Design and innovation office CRA - Carlo Ratti Associati unveils the result of its Urban Vision and Urban Program for Manifesta 14, the European Nomadic Biennial in Prishtina, Kosovo, between July 22 and October 30, 2022. CRA’s project proposes a new methodology for reclaiming public space in the city. It starts with a series of open-ended design interventions to encourage citizen participation and foster feedback loops to create long-term effects on the built environment. During the 20th century, regime changes and political clashes brought considerable turbulence to Kosovo and its cities. As a result, Prishtina currently suffers from a substantial shortage of public space, but a large group of disenfranchised residents is eager to reverse this situation.
CRA and Manifesta 14 put forward an experimental methodology to create inclusive urban innovation in response to this situation. This practical “open-source urbanism” methodology is based on a series of temporary to permanent interventions developed with a participatory approach based on citizen feedback. In the first phase, CRA mapped the city to identify socially and culturally significant sites. In this phase, the studio teamed up with MIT Senseable City Lab to use artificial intelligence analysis to form a digital streetscape of the city. The related data can be accessed upon request by researchers in the spirit of open-source urbanism.
In the second phase, temporary renovations or interventions are set up to demonstrate how the locations, many of them previously being in compromised conditions, can be reclaimed by and for Prishtins’s citizens. These are low-cost interventions programmed for a short period but with a speculative intention. Residents are invited to “vote with their feet,” deciding whether these interventions should be made permanent, modified, or discarded. Finally, evaluation sessions will be held to facilitate the accelerated evolution of the city.
Cities around the world are currently going through an extraordinary time marked by crises but also potential for a renaissance. Faced with an unprecedented situation during the first outbreak of the Covid-19 pandemic, local government officials were forced to do bold urban experiments to respond more efficiently to people’s needs. - Carlo Ratti, founding partner of CRA and director of the MIT Senseable City Lab
This methodology was applied to build the Green Corridor, a 1.3-kilometer former railway track, which used to be filled with abandoned cars and trash. The newly transformed pedestrian path, which features seating areas and vegetation, links two prominent locations of Manifesta 14: the Palace of Youth and Sports and the Brick Factory. The walkway was redeveloped in just twenty days of work, addressing the debate about how to remedy the city’s problem of low pedestrian accessibility. A circular approach ensures that all the corridor elements are easily removable and reusable in other locations.

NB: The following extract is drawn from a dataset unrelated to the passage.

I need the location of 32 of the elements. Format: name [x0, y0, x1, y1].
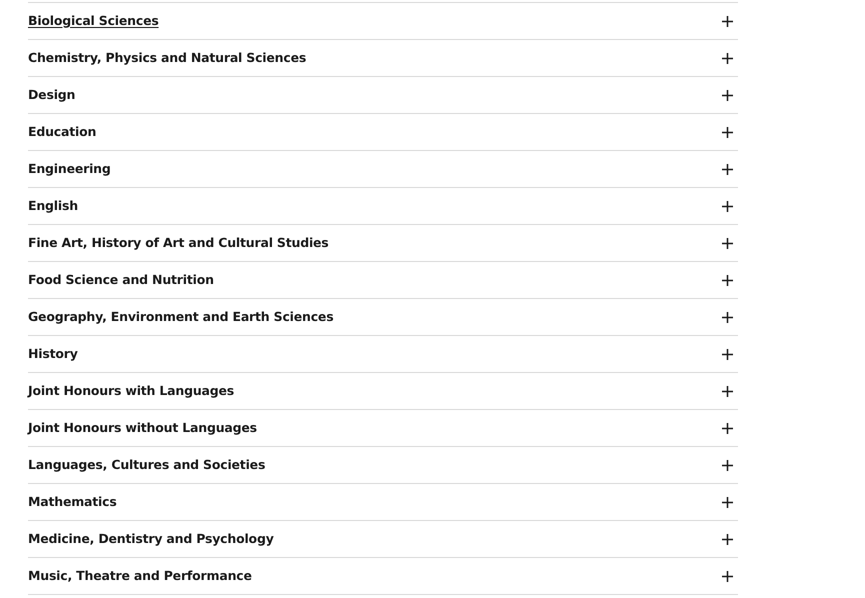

Other Urban Interventions were realized by CRA back in 2021 and have been integrated into Prishtina’s social fabric differently. For instance, the former Hivzi Sulejmani Library, whose external gates were reclaimed from an illegal parking lot in June last year, was turned into a permanent cultural institution, the Centre for Narrative Practice. The former Brick Factory, first converted into an ‘urban living room,’ was transformed into a temporary Eco Urban Learning Center opened along with the Biennial. These projects show how “open-source urbanism” can enact change within different time frames.